Actually Laurel is the more loving of my four. She would sit on my lap or be held all day. Dewey also loves to be in my lap, but because he likes to get into everything, he gets up and down constantly to "oversee" everything that goes on in the house. He occasionally will get down from my lap just to make sure that no one else can jump up and sit by me! He's a pistol!!


----------



## lydiatug (Feb 21, 2012)

That's our Dewey! Gotta love that little guy


----------



## hoaloha (Jan 27, 2012)

He does pose perfectly! Debbie, he is such a character.
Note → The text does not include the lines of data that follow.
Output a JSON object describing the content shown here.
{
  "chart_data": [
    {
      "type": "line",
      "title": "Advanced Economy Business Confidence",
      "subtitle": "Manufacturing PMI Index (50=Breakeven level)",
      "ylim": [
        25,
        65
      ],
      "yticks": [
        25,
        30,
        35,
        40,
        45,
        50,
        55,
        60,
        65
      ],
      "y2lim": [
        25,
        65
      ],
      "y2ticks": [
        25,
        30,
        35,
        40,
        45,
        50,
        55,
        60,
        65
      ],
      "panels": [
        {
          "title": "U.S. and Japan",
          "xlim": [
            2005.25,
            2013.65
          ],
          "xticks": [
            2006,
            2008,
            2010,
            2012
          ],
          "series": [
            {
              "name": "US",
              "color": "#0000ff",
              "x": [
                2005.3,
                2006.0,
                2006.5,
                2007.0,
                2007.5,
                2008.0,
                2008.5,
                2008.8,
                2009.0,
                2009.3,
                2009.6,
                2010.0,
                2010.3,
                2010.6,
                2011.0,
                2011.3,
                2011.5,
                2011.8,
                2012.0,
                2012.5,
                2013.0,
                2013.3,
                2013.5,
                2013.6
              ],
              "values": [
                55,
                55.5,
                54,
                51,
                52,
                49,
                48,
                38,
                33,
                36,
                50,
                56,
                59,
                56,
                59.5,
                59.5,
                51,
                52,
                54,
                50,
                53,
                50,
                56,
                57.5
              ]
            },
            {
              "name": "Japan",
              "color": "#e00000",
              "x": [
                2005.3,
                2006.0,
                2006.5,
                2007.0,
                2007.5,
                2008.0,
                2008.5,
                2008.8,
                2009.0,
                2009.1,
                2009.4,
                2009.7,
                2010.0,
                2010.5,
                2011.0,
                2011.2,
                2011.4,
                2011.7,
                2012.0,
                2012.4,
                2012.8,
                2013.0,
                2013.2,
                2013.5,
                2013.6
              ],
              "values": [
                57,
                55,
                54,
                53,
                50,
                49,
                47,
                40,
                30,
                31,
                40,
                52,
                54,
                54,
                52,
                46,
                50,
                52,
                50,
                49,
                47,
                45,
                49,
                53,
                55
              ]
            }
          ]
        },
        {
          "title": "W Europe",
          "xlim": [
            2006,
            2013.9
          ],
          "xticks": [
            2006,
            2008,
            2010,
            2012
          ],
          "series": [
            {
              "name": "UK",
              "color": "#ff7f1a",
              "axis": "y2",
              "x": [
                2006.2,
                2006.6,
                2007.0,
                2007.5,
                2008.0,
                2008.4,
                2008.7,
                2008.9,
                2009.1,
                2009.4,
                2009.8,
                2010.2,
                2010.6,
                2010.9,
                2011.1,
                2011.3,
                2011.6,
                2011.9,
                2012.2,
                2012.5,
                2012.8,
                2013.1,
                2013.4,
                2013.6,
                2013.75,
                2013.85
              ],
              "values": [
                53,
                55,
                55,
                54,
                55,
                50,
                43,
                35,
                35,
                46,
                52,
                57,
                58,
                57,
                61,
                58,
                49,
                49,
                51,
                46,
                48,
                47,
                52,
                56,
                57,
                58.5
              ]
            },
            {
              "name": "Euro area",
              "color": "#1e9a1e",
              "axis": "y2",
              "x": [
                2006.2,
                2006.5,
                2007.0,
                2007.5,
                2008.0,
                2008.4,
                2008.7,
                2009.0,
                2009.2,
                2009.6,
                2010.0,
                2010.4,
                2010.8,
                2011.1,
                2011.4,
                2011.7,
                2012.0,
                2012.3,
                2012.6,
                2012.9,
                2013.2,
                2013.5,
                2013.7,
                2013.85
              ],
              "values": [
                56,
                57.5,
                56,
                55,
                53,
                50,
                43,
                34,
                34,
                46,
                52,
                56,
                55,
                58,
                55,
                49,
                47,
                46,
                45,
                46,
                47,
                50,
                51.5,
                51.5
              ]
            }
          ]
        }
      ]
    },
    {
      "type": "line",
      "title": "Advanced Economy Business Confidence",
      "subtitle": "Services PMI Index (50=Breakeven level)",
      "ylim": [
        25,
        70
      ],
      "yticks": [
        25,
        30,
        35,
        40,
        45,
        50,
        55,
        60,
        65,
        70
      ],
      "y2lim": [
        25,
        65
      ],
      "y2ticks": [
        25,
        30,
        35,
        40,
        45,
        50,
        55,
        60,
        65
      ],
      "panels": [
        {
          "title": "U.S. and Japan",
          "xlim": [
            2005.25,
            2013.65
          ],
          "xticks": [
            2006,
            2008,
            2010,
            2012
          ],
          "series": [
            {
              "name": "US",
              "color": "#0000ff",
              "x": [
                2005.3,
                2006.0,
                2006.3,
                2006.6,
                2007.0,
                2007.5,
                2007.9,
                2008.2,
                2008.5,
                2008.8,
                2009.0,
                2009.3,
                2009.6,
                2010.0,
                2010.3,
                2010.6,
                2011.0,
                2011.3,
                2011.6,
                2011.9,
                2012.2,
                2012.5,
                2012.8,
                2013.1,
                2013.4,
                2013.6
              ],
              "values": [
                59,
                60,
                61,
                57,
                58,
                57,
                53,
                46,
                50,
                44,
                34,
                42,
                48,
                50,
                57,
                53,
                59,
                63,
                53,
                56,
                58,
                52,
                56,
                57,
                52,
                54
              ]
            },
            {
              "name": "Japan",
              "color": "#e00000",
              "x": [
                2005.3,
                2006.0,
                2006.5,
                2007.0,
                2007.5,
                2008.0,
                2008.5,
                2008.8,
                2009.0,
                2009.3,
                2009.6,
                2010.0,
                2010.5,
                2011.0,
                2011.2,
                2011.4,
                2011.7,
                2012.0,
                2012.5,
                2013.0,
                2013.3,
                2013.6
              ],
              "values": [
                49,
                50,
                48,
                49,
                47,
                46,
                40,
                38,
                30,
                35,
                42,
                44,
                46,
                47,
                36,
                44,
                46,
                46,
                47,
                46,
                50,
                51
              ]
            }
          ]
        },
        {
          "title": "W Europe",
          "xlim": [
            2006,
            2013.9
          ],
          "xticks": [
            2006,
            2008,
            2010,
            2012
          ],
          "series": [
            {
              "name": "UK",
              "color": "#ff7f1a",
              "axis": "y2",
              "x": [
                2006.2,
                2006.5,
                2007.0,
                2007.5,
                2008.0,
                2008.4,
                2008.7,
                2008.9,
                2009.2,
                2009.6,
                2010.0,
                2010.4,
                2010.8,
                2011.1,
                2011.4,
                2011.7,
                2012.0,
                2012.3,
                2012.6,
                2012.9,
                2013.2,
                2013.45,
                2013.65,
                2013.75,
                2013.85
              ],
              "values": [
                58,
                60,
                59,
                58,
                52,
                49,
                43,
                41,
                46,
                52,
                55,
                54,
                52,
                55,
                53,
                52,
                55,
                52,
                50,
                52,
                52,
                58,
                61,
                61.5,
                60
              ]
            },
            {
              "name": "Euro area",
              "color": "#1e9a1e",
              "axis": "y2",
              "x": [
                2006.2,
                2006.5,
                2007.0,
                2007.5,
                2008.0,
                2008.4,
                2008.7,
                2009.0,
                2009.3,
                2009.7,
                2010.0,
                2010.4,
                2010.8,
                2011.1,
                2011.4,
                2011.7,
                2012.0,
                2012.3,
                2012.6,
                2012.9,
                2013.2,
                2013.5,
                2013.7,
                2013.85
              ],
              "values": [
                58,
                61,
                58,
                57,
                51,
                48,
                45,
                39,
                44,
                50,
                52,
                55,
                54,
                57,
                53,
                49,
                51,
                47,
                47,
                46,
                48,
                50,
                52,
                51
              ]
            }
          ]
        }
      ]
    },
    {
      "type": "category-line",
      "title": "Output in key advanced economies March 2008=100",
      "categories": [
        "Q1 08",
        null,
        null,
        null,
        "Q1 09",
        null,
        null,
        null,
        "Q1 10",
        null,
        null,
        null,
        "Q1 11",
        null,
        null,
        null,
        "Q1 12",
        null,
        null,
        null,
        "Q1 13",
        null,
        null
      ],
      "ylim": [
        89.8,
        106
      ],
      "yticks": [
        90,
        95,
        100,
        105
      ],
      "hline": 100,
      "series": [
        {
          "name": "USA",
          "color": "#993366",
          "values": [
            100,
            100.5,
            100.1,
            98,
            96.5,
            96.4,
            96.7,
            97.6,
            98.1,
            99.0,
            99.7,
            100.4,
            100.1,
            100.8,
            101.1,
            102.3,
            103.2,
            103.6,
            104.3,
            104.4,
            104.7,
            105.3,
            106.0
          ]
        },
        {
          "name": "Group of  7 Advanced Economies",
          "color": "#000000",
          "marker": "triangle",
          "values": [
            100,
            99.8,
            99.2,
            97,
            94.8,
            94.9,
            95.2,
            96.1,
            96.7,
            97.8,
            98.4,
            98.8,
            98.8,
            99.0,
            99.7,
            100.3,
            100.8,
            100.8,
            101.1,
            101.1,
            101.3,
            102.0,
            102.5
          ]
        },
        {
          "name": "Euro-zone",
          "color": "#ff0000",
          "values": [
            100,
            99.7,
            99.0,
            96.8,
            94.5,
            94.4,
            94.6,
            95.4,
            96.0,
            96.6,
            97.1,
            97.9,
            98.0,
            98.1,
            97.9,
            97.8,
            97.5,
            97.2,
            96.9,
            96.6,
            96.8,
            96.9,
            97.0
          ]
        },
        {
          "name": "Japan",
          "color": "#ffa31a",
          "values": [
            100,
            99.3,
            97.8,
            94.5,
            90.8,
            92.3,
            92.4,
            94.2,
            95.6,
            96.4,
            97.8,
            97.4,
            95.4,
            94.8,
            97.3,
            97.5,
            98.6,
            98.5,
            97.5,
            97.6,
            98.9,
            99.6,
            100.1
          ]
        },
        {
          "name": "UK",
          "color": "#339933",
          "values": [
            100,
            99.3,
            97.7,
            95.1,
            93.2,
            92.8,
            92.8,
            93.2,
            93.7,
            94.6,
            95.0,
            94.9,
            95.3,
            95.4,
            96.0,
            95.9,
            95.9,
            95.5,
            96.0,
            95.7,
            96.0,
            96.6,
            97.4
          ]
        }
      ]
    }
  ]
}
Love this little ornery guy 


Sent from Petguide.com Free App


----------



## The A Team (Dec 1, 2005)

Ava said if Dewey can behave himself, she'd like to model with him sometime....but if he misbehaves, she'll tackle him but good!!! ...so that's a good thing...isn't it??? :innocent:


----------



## Furbabies mom (Jul 25, 2011)

The A Team said:


> Ava said if Dewey can behave himself, she'd like to model with him sometime....but if he misbehaves, she'll tackle him but good!!! ...so that's a good thing...isn't it??? :innocent:


He only poses by himself. Put one of the others with him, and it's a wrestling match!!!! I think that someone does need to tackle Dewey! Maybe Little Miss Ava could be the one!!!


----------